Chlorophyll biosynthetic heterogeneity is rooted mainly in parallel divinyl (DV) and monovinyl (MV) biosynthetic routes interconnected by 4-vinyl reductases (4VRs) that convert DV tetrapyrroles to MV tetrapyrroles by conversion of the vinyl group at position 4 of the macrocycle to ethyl. What is not clear at this stage is whether the various 4VR activities are catalyzed by one enzyme of broad specificity or by a family of enzymes encoded by one gene or multiple genes with each enzyme having narrow specificity. Additional research is needed to identify the various regulatory components of 4-vinyl reduction. In this undertaking, Arabidopsis mutants that accumulate DV chlorophyllide a and/or DV chlorophyll [Chl(ide)] a are likely to provide an appropriate resource. Because the Arabidopsis genome has been completely sequenced, the best strategy for identifying 4VR and/or putative regulatory 4VR genes is to screen Arabidopsis Chl mutants for DV Chl(ide) a accumulation. In wild-type Arabidopsis, a DV plant species, only MV chlorophyllide (Chlide) a is detectable.

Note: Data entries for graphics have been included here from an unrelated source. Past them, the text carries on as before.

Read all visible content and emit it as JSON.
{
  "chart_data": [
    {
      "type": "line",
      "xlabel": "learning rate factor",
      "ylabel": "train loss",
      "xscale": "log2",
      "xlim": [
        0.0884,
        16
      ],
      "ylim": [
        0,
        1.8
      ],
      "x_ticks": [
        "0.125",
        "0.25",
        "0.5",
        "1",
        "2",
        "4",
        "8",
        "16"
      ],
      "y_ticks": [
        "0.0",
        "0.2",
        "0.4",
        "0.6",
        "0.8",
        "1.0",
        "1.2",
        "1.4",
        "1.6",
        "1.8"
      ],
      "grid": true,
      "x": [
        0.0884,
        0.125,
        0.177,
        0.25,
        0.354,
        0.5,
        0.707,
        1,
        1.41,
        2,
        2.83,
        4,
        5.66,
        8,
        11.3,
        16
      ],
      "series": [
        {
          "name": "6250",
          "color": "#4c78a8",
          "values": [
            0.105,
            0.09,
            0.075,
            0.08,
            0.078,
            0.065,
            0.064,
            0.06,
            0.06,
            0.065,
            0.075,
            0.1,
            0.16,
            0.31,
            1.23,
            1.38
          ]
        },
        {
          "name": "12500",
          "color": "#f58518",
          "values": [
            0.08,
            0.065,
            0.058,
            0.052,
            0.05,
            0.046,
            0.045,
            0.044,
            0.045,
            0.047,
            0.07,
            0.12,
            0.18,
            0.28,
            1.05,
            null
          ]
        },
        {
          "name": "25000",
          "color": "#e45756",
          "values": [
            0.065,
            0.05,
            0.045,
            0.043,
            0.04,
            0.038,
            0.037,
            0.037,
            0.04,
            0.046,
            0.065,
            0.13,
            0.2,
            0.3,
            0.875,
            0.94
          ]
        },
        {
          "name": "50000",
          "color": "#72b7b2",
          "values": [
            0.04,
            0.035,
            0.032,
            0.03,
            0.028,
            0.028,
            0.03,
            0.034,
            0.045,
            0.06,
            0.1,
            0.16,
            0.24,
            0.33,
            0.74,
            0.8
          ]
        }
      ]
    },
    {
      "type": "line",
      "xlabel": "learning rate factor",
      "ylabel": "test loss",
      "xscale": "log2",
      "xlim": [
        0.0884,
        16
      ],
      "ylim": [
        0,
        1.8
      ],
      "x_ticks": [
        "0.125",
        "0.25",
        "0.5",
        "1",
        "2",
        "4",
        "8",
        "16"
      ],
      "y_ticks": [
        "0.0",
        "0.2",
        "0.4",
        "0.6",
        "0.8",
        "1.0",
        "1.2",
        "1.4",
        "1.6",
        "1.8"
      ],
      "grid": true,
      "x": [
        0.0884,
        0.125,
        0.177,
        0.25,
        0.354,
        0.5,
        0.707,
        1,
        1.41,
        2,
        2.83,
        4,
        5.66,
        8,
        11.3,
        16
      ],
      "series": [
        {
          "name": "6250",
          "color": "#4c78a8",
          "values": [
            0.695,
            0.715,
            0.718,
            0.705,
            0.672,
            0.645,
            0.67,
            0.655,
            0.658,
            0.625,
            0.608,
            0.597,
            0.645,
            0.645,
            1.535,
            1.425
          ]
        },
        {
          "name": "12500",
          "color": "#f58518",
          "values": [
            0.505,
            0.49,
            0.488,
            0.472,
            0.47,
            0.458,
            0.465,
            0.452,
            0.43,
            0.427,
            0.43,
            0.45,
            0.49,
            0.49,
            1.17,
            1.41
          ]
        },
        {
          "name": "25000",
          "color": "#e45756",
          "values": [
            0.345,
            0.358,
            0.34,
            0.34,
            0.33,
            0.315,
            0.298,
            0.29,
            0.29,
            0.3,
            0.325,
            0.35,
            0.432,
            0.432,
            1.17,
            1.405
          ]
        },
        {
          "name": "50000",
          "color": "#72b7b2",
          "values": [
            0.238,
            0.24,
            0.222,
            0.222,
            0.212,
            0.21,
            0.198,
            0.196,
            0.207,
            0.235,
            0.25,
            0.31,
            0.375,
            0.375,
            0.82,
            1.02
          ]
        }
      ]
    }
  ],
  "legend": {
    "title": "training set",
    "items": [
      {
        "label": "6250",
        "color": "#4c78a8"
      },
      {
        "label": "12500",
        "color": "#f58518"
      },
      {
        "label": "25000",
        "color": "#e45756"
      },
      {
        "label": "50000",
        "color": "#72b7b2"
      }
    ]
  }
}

However in Chl mutants lacking 4VR activity, DV Chl(ide) a may accumulate in addition to MV Chl(ide) a. In the current work, an in situ assay of DV Chl(ide) a accumulation, suitable for screening a large number of mutants lacking 4-vinyl Chlide a reductase activity with minimal experimental handling, is described. The assay involves homogenization of the tissues in Tris–HCl:glycerol buffer and the recording of Soret excitation spectra at 77 K. DV Chlide a formation is detected by a Soret excitation shoulder at 459 nm over a wide range of DV Chlide a/MV Chl a ratios. The DV Chlide a shoulder became undetectable at DV Chlide a/MV Chl a ratios less than 0.049, that is, at a DV Chlide a content of less than 5%.